Two of the most important lessons of using BibTeX have been that markup is important, and markup must be flexible. While common things, like the names of most authors and most titles, can be largely free of markup, the clear identification of the different logical parts of a reference-list item gives software, and humans, great flexibility in dealing with it.

BibTeX markup allows straightforward translation of BibTeX entries to input acceptable to SQL databases, and then even more powerful, and fast, search facilities become available. Once you are comfortable with SQL queries, it is possible to create intricate queries that can be saved and reapplied routinely, and can answer questions about a large corpus of data that would be completely impractical to answer with simpler search tools, or worse, visual inspection at human speeds. You also come to understand how impoverished are the GUI interfaces to online library catalogs and databases: they may make simple queries easy, but they make many possible queries completely impossible.

Because SQL is defined by several ISO Standards, and is mission critical for many of the world's industries and governments, it is in use worldwide. Knowledge of how to query an SQL database in one area largely carries over to SQL databases in other areas: all that you have to do is learn the new table and field names. You may even discover that you yourself have data-management needs or problems that could be well-served by getting your own data into an SQL database. As long as you consider that database to be a derivative of your original data, you never even have to give up control of your data to the database.

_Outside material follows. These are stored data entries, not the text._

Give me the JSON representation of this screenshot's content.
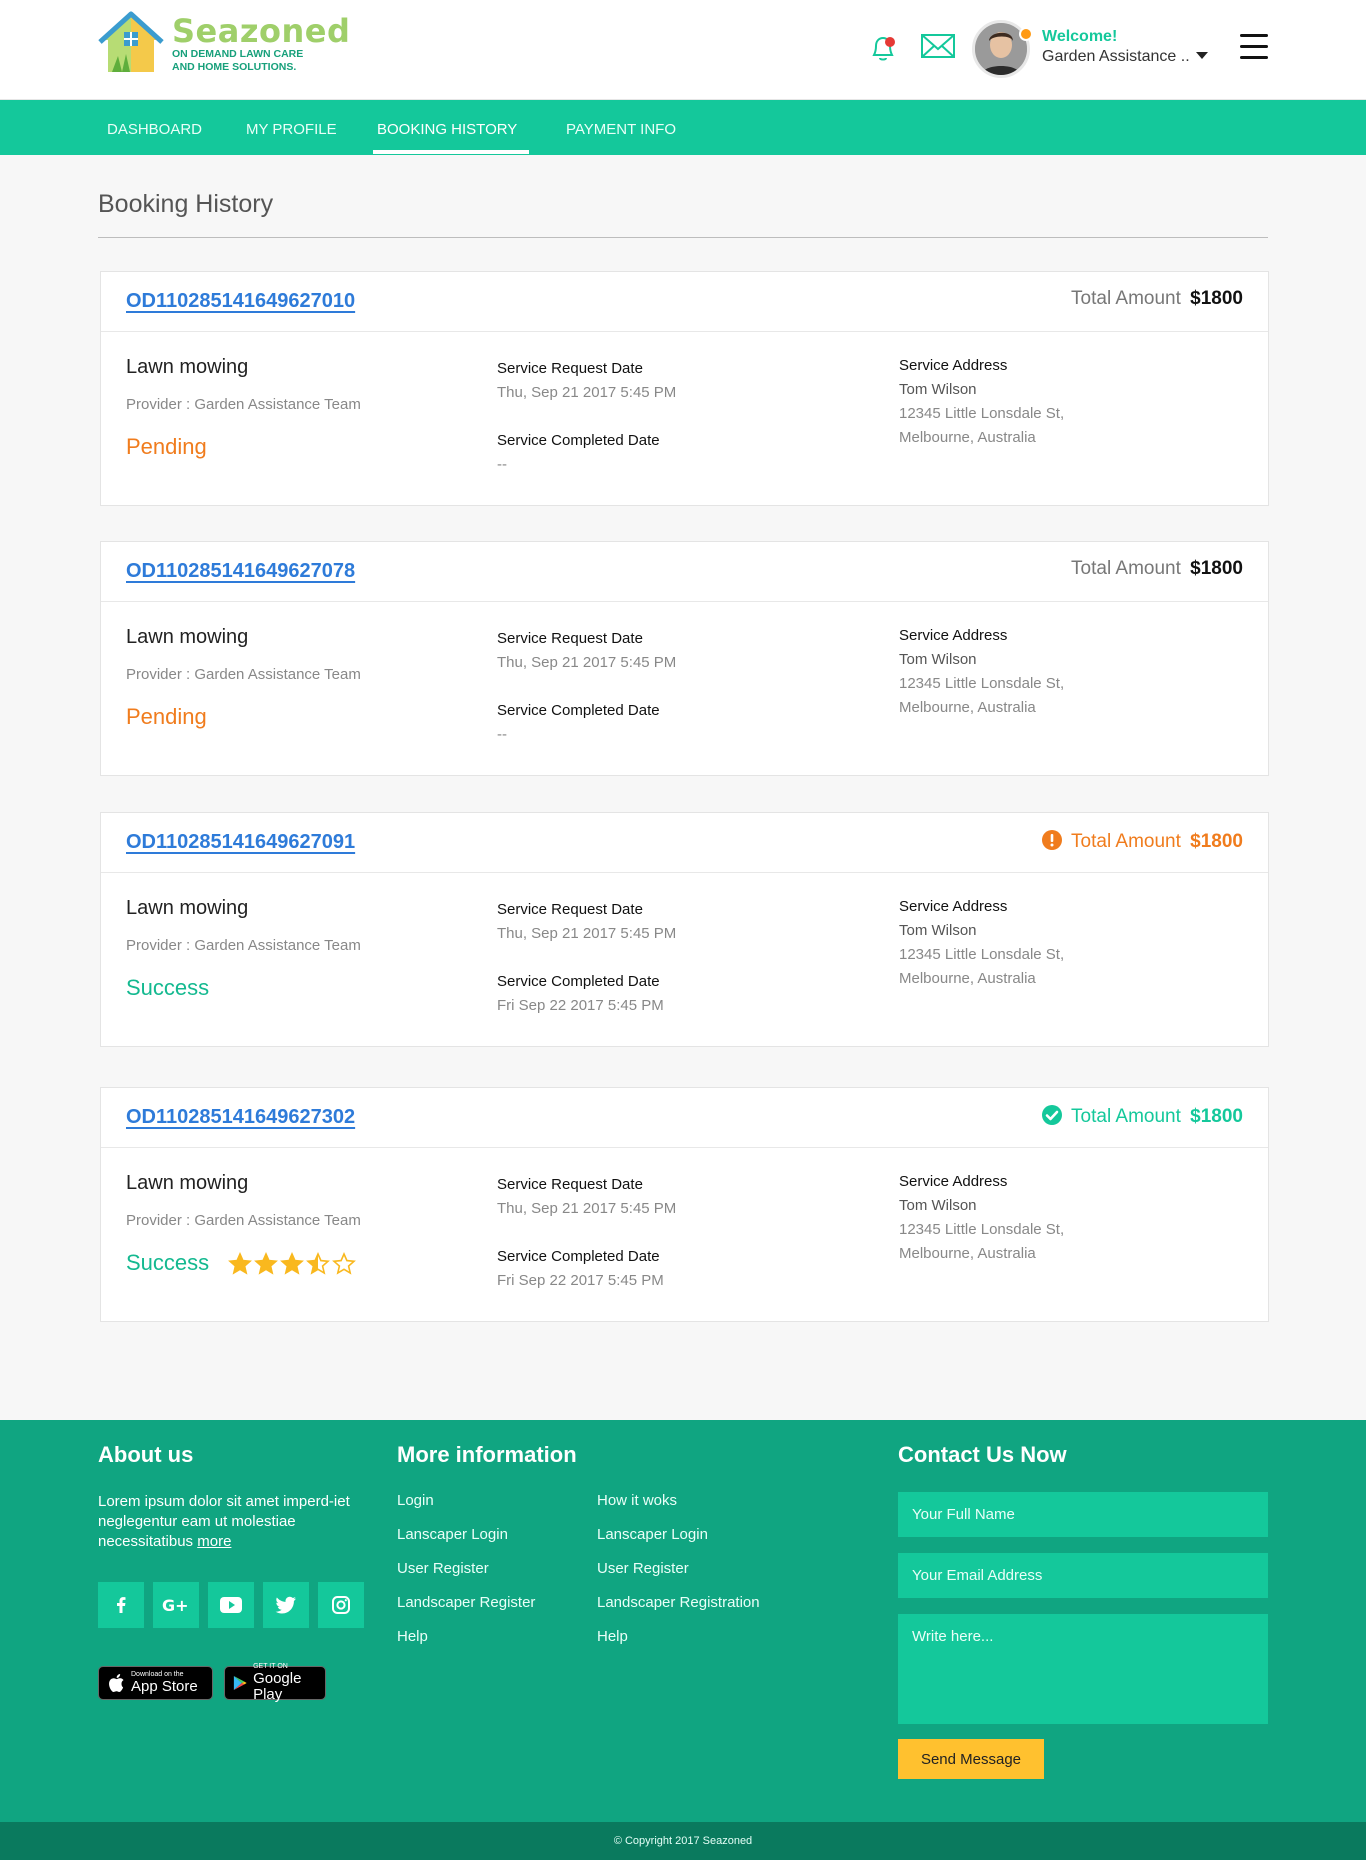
{
  "brand": {
    "name": "Seazoned",
    "tagline_line1": "ON DEMAND LAWN CARE",
    "tagline_line2": "AND HOME SOLUTIONS."
  },
  "header": {
    "welcome": "Welcome!",
    "user_name": "Garden Assistance ..",
    "icons": [
      "bell-icon",
      "mail-icon",
      "menu-icon"
    ]
  },
  "nav": {
    "items": [
      {
        "label": "DASHBOARD"
      },
      {
        "label": "MY PROFILE"
      },
      {
        "label": "BOOKING HISTORY",
        "active": true
      },
      {
        "label": "PAYMENT INFO"
      }
    ]
  },
  "page": {
    "title": "Booking History"
  },
  "labels": {
    "total_amount": "Total Amount",
    "service_request_date": "Service Request Date",
    "service_completed_date": "Service Completed Date",
    "service_address": "Service Address"
  },
  "bookings": [
    {
      "order_id": "OD110285141649627010",
      "total": "$1800",
      "total_status": "normal",
      "service": "Lawn mowing",
      "provider": "Provider : Garden Assistance Team",
      "status": "Pending",
      "request_date": "Thu, Sep 21 2017 5:45 PM",
      "completed_date": "--",
      "address_name": "Tom Wilson",
      "address_line1": "12345 Little Lonsdale St,",
      "address_line2": "Melbourne, Australia"
    },
    {
      "order_id": "OD110285141649627078",
      "total": "$1800",
      "total_status": "normal",
      "service": "Lawn mowing",
      "provider": "Provider : Garden Assistance Team",
      "status": "Pending",
      "request_date": "Thu, Sep 21 2017 5:45 PM",
      "completed_date": "--",
      "address_name": "Tom Wilson",
      "address_line1": "12345 Little Lonsdale St,",
      "address_line2": "Melbourne, Australia"
    },
    {
      "order_id": "OD110285141649627091",
      "total": "$1800",
      "total_status": "warning",
      "service": "Lawn mowing",
      "provider": "Provider : Garden Assistance Team",
      "status": "Success",
      "request_date": "Thu, Sep 21 2017 5:45 PM",
      "completed_date": "Fri Sep 22 2017 5:45 PM",
      "address_name": "Tom Wilson",
      "address_line1": "12345 Little Lonsdale St,",
      "address_line2": "Melbourne, Australia"
    },
    {
      "order_id": "OD110285141649627302",
      "total": "$1800",
      "total_status": "paid",
      "service": "Lawn mowing",
      "provider": "Provider : Garden Assistance Team",
      "status": "Success",
      "rating": 3.5,
      "rating_max": 5,
      "request_date": "Thu, Sep 21 2017 5:45 PM",
      "completed_date": "Fri Sep 22 2017 5:45 PM",
      "address_name": "Tom Wilson",
      "address_line1": "12345 Little Lonsdale St,",
      "address_line2": "Melbourne, Australia"
    }
  ],
  "footer": {
    "about_title": "About us",
    "about_text": "Lorem ipsum dolor sit amet imperd-iet neglegentur eam ut molestiae necessitatibus",
    "about_more": "more",
    "social": [
      "facebook-icon",
      "google-plus-icon",
      "youtube-icon",
      "twitter-icon",
      "instagram-icon"
    ],
    "app_store_small": "Download on the",
    "app_store_big": "App Store",
    "google_play_small": "GET IT ON",
    "google_play_big": "Google Play",
    "more_title": "More information",
    "links_col1": [
      "Login",
      "Lanscaper Login",
      "User Register",
      "Landscaper Register",
      "Help"
    ],
    "links_col2": [
      "How it woks",
      "Lanscaper Login",
      "User Register",
      "Landscaper Registration",
      "Help"
    ],
    "contact_title": "Contact Us Now",
    "name_placeholder": "Your Full Name",
    "email_placeholder": "Your Email Address",
    "message_placeholder": "Write here...",
    "send_label": "Send Message",
    "copyright": "© Copyright 2017 Seazoned"
  },
  "colors": {
    "accent": "#14c89b",
    "footer": "#10a581",
    "pending": "#f07c1d",
    "link": "#2e7bd9",
    "button": "#ffc12f"
  }
}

If your data volume is large, but still fits in the memory or filesystem of a personal computer, you can use the SQLite3 program to create and query the database. That program is so simple to use that any competent computer user can quickly become comfortable with it, and its files can be moved unchanged from the smallest hand-held computers to the largest supercomputers. The bibtosql and bibsql programs, and perhaps a few of the other software tools listed earlier, particularly, bibclean, provide all the software that is needed for SQL access to bibliographic data.